The Curtain Is Up
for Arts & Lectures
An Exciting Lineup of Entertainment Is
on Tap for the Fall
By Josef Woodard | September 29, 2022
Read all of the stories in our “Fall’s Cultural Harvest” cover here.
This year’s A&L season kicks off in down-homey fashion and on American cultural soil, once removed, with Charley Crockett’s neo-retro country and soul eloquence, but the varied and multicultural contextual fabric of the series opens up quickly and expands into a myriad of events through May. Four days after Crockett, the cultural topography shifts eastward to Ukraine, when the modern yet indigenous ensemble known as DakhaBrakha lands at The Granada Theatre on Thursday, October 6.
Its Santa Barbara debut comes amid a fairly whirlwind touring schedule for the group, which had gained acclaim and momentum in the so-called “world music” scene, prior to Ukraine’s tragic entry into the world’s attention and news cycle at the hands of Putin’s aggression.
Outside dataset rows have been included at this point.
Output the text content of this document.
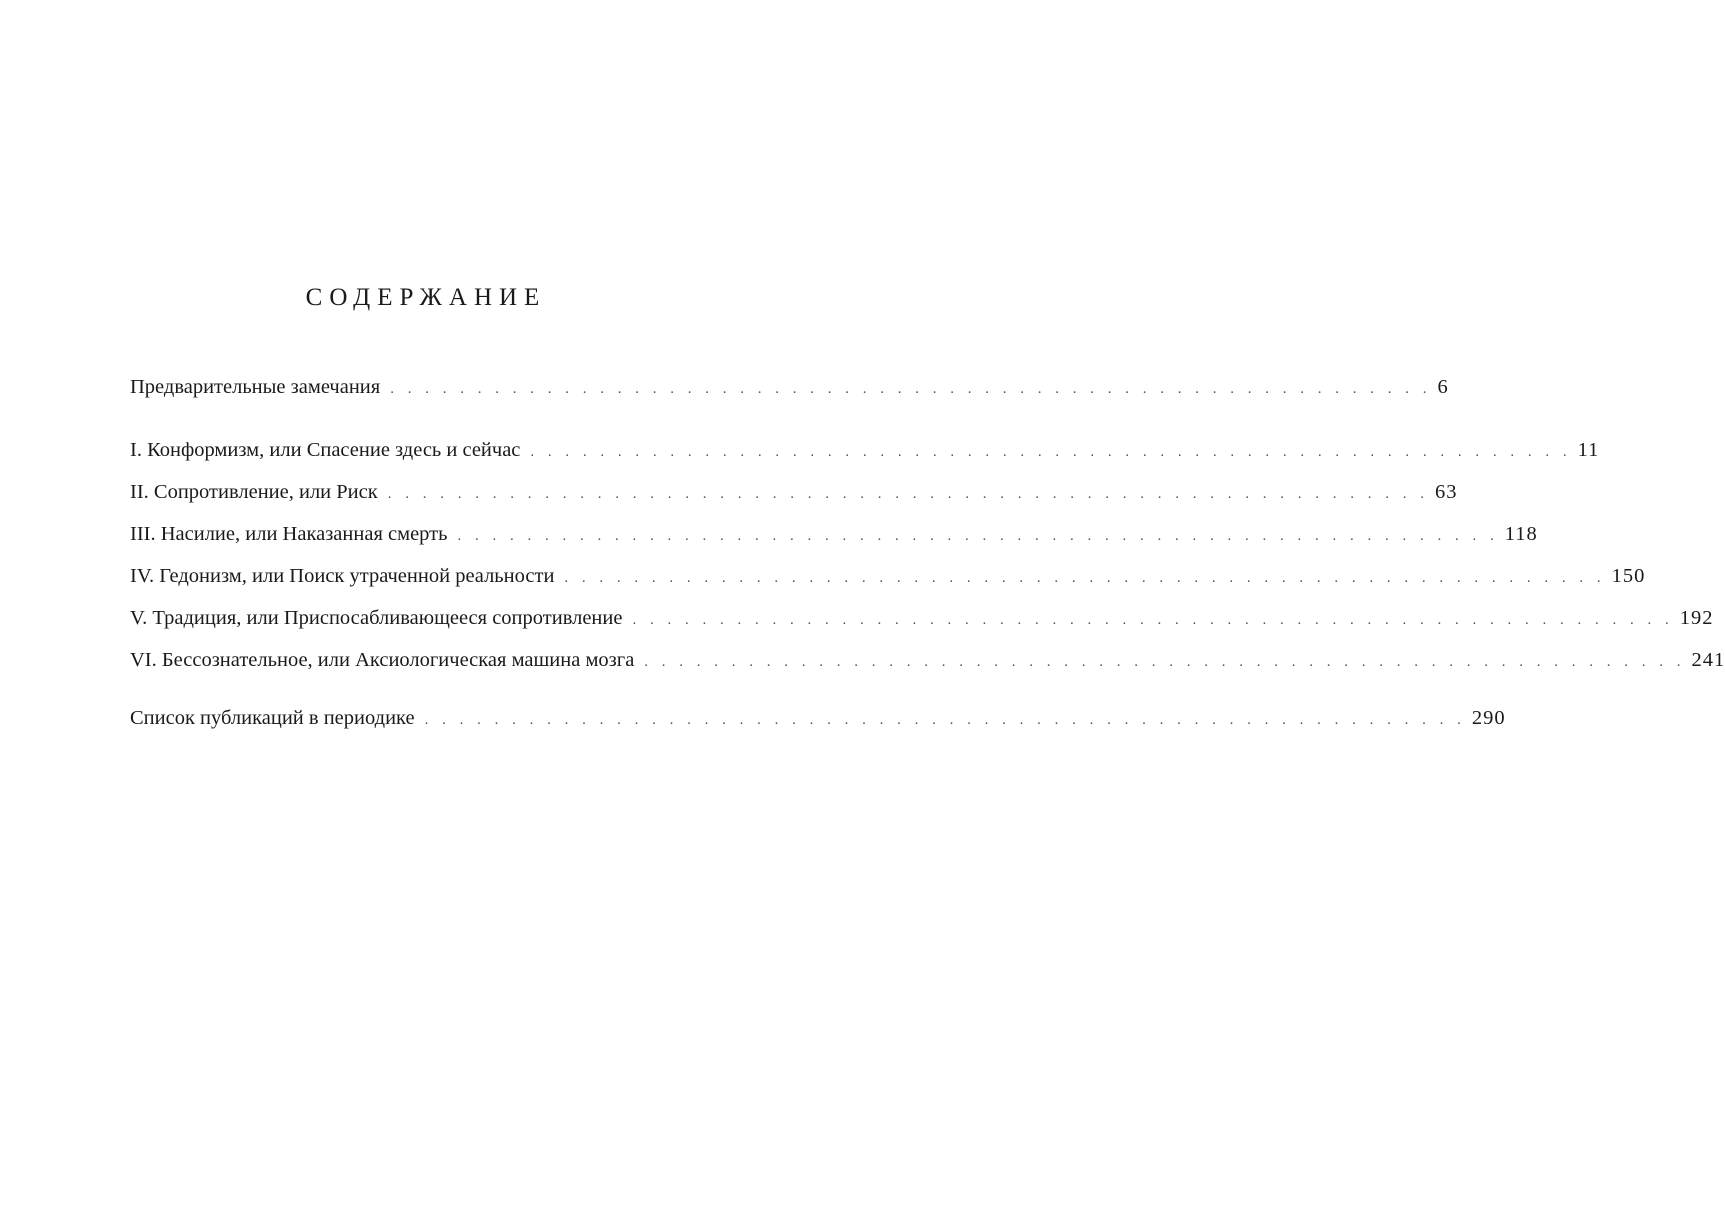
СОДЕРЖАНИЕ
Предварительные замечания . . . . . . . . . . . . . . . . . . . . . . . . . . . . . . . . . . . . . . . . . . . . . . . . . . . . . . . . . . . . 6
I. Конформизм, или Спасение здесь и сейчас . . . . . . . . . . . . . . . . . . . . . . . . . . . . . . . . . . . . . . . . . . . . . . . . . . . . . . . . . . . . 11
II. Сопротивление, или Риск . . . . . . . . . . . . . . . . . . . . . . . . . . . . . . . . . . . . . . . . . . . . . . . . . . . . . . . . . . . . 63
III. Насилие, или Наказанная смерть . . . . . . . . . . . . . . . . . . . . . . . . . . . . . . . . . . . . . . . . . . . . . . . . . . . . . . . . . . . . 118
IV. Гедонизм, или Поиск утраченной реальности . . . . . . . . . . . . . . . . . . . . . . . . . . . . . . . . . . . . . . . . . . . . . . . . . . . . . . . . . . . . 150
V. Традиция, или Приспосабливающееся сопротивление . . . . . . . . . . . . . . . . . . . . . . . . . . . . . . . . . . . . . . . . . . . . . . . . . . . . . . . . . . . . 192
VI. Бессознательное, или Аксиологическая машина мозга . . . . . . . . . . . . . . . . . . . . . . . . . . . . . . . . . . . . . . . . . . . . . . . . . . . . . . . . . . . . 241
Список публикаций в периодике . . . . . . . . . . . . . . . . . . . . . . . . . . . . . . . . . . . . . . . . . . . . . . . . . . . . . . . . . . . . 290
In the current agitated atmosphere, the group’s popularity has given them something of a Ukrainian cultural ambassador status around the world.
Founded by theater director Vladyslav Troitskyi in 2004, DakhaBrakha is a unique, progressive yet tradition-tapping ensemble that weaves a fluid, genre-crossing, and border-crossing sound with elements of experimentalism and contemporary theater in the mix. At times, the group’s atmospheric music can resemble something by Sigur Rós, if the Icelandic soundscapers merged with Eastern European kinfolk. The ranks of DakhaBrakha’s touring musicians include Marko Halanevych, Iryna Kovalenko, Olena Tsybulska, and Nina Garenetska, all of whom also contribute to the resonant vocal textures in the music and who play an assortment of indigenous and western instruments.